[imp] Weird attachment problem

Lord Apollyon implist at paypc.com
Fri Aug 20 22:54:42 PDT 2004


> If I want to attach a file to an e-mail, I'll hit 'browse' and find a
> file.  Then I'll click 'attach' and it'll upload the file, and it'll
> claim it's attached to the message and it'll give filesize, mimetype,
> etc.
> 
> Then I send the file, and there's no attachment.  Some mail readers
> will see an attachment with the appropriate filename but with a size
> of 0 bytes.  Other mail readers (like IMP) will simply say there's no
> attachment.  I can even go to my sent-items folder and it'll claim
> there's no attachment to the file.

This sounds suspiciously like an upload directory permissions problem, a
misconfigured Safe Mode related problem, or a mixture of the two.

You need to figure out what the setting for PHP's upload directory is for
webserver.  If Safe Mode is enabled, then your copy of IMP will need to
match the ownership of that directory, otherwise IMP will be blocked from
touching and handling those files (which will be owned by the UID/GID of the
running webserver process).

Setting safe_mode_gid to TRUE and convincing your admin to chgrp wwwgroup
(or whatever it's called) would resolve this without throwing away Safe Mode
protections.

You're in a tough spot, as a loser-user (as opposed to an administrator). 
The webserver runs as its own UID/GID, which is not root and not you.

You have IMP code owned by you with your UID/GID.  Uploads will always be
owned by the webserver's UID.  You see the problem.

Multi-user installations of PHP usually like to enable Safe Mode to reduce
the likelihood of one user being able to browse and read other users' files
through the PHP file/directory navigation and read calls.

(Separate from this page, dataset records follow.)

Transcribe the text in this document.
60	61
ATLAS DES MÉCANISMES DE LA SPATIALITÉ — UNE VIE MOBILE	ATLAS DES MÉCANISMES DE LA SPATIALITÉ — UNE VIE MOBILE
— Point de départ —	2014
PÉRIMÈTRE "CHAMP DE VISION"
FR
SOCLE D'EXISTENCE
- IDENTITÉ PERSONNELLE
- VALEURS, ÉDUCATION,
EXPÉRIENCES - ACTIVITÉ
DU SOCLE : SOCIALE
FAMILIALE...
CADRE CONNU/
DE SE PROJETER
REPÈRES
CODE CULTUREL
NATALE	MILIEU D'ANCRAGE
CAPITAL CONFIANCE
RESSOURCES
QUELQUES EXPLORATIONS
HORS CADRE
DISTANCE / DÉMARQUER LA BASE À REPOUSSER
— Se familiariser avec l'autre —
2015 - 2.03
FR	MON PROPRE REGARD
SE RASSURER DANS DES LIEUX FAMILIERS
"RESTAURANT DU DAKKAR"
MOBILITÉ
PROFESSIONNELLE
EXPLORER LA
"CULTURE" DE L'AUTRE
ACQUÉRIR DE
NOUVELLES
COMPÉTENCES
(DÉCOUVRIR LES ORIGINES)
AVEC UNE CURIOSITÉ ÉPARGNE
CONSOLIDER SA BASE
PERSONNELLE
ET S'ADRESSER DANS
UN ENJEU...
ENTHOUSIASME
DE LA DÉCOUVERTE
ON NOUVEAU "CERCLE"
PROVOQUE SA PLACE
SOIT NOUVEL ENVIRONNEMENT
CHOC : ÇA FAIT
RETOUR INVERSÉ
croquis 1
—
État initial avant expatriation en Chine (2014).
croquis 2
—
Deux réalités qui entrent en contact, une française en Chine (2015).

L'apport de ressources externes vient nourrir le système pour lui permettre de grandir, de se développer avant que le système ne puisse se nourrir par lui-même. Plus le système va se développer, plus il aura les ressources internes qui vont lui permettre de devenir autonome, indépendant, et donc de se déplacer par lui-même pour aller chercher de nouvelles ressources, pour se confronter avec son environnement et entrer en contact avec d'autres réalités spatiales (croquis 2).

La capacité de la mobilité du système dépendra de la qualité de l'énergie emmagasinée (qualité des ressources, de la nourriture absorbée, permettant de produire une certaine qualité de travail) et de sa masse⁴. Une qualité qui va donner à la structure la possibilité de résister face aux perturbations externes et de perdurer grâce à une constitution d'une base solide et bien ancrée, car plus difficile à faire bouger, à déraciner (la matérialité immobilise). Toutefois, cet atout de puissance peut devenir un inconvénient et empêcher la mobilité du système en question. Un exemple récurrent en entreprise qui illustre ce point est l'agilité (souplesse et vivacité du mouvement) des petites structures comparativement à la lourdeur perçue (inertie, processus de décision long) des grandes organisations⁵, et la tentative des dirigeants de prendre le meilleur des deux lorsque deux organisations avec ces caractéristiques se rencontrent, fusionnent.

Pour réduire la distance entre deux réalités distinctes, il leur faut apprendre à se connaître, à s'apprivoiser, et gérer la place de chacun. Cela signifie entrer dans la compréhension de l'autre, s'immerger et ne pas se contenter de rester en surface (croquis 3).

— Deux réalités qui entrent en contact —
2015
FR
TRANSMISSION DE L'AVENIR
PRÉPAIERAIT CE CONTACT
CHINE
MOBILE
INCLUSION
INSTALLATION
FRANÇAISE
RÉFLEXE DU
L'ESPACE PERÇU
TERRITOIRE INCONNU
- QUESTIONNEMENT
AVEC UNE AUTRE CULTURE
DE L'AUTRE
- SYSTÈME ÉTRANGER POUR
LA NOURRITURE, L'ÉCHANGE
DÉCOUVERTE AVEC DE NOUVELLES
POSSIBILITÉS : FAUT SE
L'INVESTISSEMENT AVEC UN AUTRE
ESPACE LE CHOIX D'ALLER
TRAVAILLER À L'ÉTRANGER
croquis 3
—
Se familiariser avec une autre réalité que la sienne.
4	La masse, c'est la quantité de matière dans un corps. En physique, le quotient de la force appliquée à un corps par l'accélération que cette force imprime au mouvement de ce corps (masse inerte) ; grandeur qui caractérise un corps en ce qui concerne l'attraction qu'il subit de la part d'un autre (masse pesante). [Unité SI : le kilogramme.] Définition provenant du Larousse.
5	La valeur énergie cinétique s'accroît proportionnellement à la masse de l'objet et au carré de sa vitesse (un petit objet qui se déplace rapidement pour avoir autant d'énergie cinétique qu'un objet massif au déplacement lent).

As some may rush forward to protest that Safe Mode is an application-level
"hack" or "fictional access control", I will submit that in the commonly
configured case of Apache installations, this is probably most accessible
method to reduce the attack profile of PHP's file-accessor calls.  Proper
UNIX permissions with its restrictive 3x3 model can only go so far,
especially when coupled with the security contexts in which Apache runs.

With proper ACLs or even perhaps one of the more exotic MPMs
("per-UID/threaded") of Apache 2, this problem could be properly addressed.